Germany is emerging as one of the most attractive real estate markets in Western Europe for foreign nationals, particularly for Hong Kong investors, in view of uncertainties prevailing in other global markets, including the U.K., Australia, Canada and New Zealand.
According to a recent analysis by a property investment company IP Global, Germany is drawing the interest of investors for many reasons – including the lack any of capital gains tax on properties owned for ten years or more.
However a growing supply and demand imbalance is heating up the German housing market. In 2016, 12,000 new homes were built, versus demand for 20,000.
Hamburg has witnessed 70% house price growth since 2009. Elsewhere in the country, Frankfurt, a global financial hub, is experiencing a population and employment growth spurt, contributing to an average house price increase of approximately 40% between 2009 and 2016.
Berlin is witnessing an exponential growth in population due to an increasing number of startups and new businesses. The population growth (with 40% of the population under 35 years old) will put upward pressure on property prices in coming years, according to experts.
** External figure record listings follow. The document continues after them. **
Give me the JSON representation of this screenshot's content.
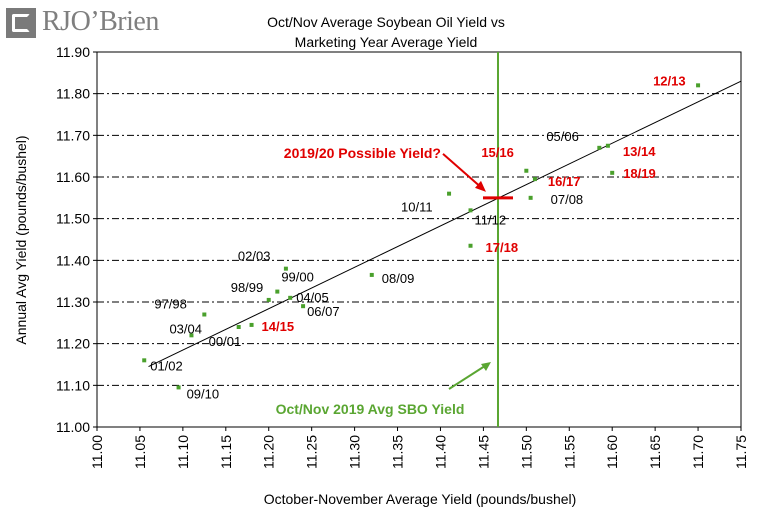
{
  "logo": {
    "text": "RJO’Brien"
  },
  "chart_data": {
    "type": "scatter",
    "title_line1": "Oct/Nov Average Soybean Oil Yield vs",
    "title_line2": "Marketing Year Average Yield",
    "xlabel": "October-November Average Yield (pounds/bushel)",
    "ylabel": "Annual Avg Yield (pounds/bushel)",
    "xlim": [
      11.0,
      11.75
    ],
    "ylim": [
      11.0,
      11.9
    ],
    "x_ticks": [
      "11.00",
      "11.05",
      "11.10",
      "11.15",
      "11.20",
      "11.25",
      "11.30",
      "11.35",
      "11.40",
      "11.45",
      "11.50",
      "11.55",
      "11.60",
      "11.65",
      "11.70",
      "11.75"
    ],
    "y_ticks": [
      "11.00",
      "11.10",
      "11.20",
      "11.30",
      "11.40",
      "11.50",
      "11.60",
      "11.70",
      "11.80",
      "11.90"
    ],
    "gridlines": "horizontal dash-dot",
    "points": [
      {
        "label": "01/02",
        "x": 11.055,
        "y": 11.16,
        "color": "#000000"
      },
      {
        "label": "09/10",
        "x": 11.095,
        "y": 11.095,
        "color": "#000000"
      },
      {
        "label": "03/04",
        "x": 11.11,
        "y": 11.22,
        "color": "#000000"
      },
      {
        "label": "97/98",
        "x": 11.125,
        "y": 11.27,
        "color": "#000000"
      },
      {
        "label": "00/01",
        "x": 11.165,
        "y": 11.24,
        "color": "#000000"
      },
      {
        "label": "14/15",
        "x": 11.18,
        "y": 11.245,
        "color": "#e00000"
      },
      {
        "label": "98/99",
        "x": 11.2,
        "y": 11.305,
        "color": "#000000"
      },
      {
        "label": "02/03",
        "x": 11.22,
        "y": 11.38,
        "color": "#000000"
      },
      {
        "label": "99/00",
        "x": 11.21,
        "y": 11.325,
        "color": "#000000"
      },
      {
        "label": "04/05",
        "x": 11.225,
        "y": 11.31,
        "color": "#000000"
      },
      {
        "label": "06/07",
        "x": 11.24,
        "y": 11.29,
        "color": "#000000"
      },
      {
        "label": "08/09",
        "x": 11.32,
        "y": 11.365,
        "color": "#000000"
      },
      {
        "label": "10/11",
        "x": 11.41,
        "y": 11.56,
        "color": "#000000"
      },
      {
        "label": "11/12",
        "x": 11.435,
        "y": 11.52,
        "color": "#000000"
      },
      {
        "label": "17/18",
        "x": 11.435,
        "y": 11.435,
        "color": "#e00000"
      },
      {
        "label": "15/16",
        "x": 11.5,
        "y": 11.615,
        "color": "#e00000"
      },
      {
        "label": "16/17",
        "x": 11.51,
        "y": 11.595,
        "color": "#e00000"
      },
      {
        "label": "07/08",
        "x": 11.505,
        "y": 11.55,
        "color": "#000000"
      },
      {
        "label": "05/06",
        "x": 11.585,
        "y": 11.67,
        "color": "#000000"
      },
      {
        "label": "13/14",
        "x": 11.595,
        "y": 11.675,
        "color": "#e00000"
      },
      {
        "label": "18/19",
        "x": 11.6,
        "y": 11.61,
        "color": "#e00000"
      },
      {
        "label": "12/13",
        "x": 11.7,
        "y": 11.82,
        "color": "#e00000"
      }
    ],
    "trendline": {
      "x": [
        11.06,
        11.75
      ],
      "y": [
        11.145,
        11.83
      ]
    },
    "vertical_marker": {
      "x": 11.467,
      "label": "Oct/Nov 2019 Avg SBO Yield",
      "color": "#5aa632"
    },
    "possible_yield": {
      "x": 11.467,
      "y": 11.55,
      "label": "2019/20 Possible Yield?",
      "color": "#e00000"
    }
  }
}
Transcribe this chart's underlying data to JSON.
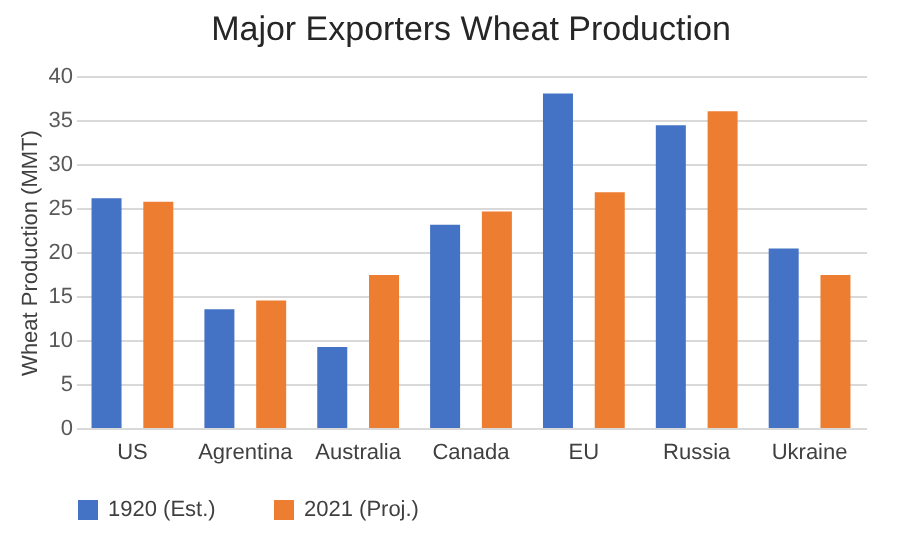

The vacancy rate for rentals in Berlin is merely 1.2%, indicating a strong demand for rental housing.
Despite inventory constraints, potentials buyers are eager to get on the property ladder in Germany to take advantage of the historically low mortgage interest rate. It is typically 2.3% for a 10-year fixed rate mortgage. The low interest rate has also boosted foreign investment in residential property sector.
Several overseas markets which have traditionally been attractive to Hong Kong buyers now face problems. Brexit continues to impact foreign interest in the U.K. New Zealand has announced a plan to ban foreign buyers, while housing markets in Australia are finally slowing.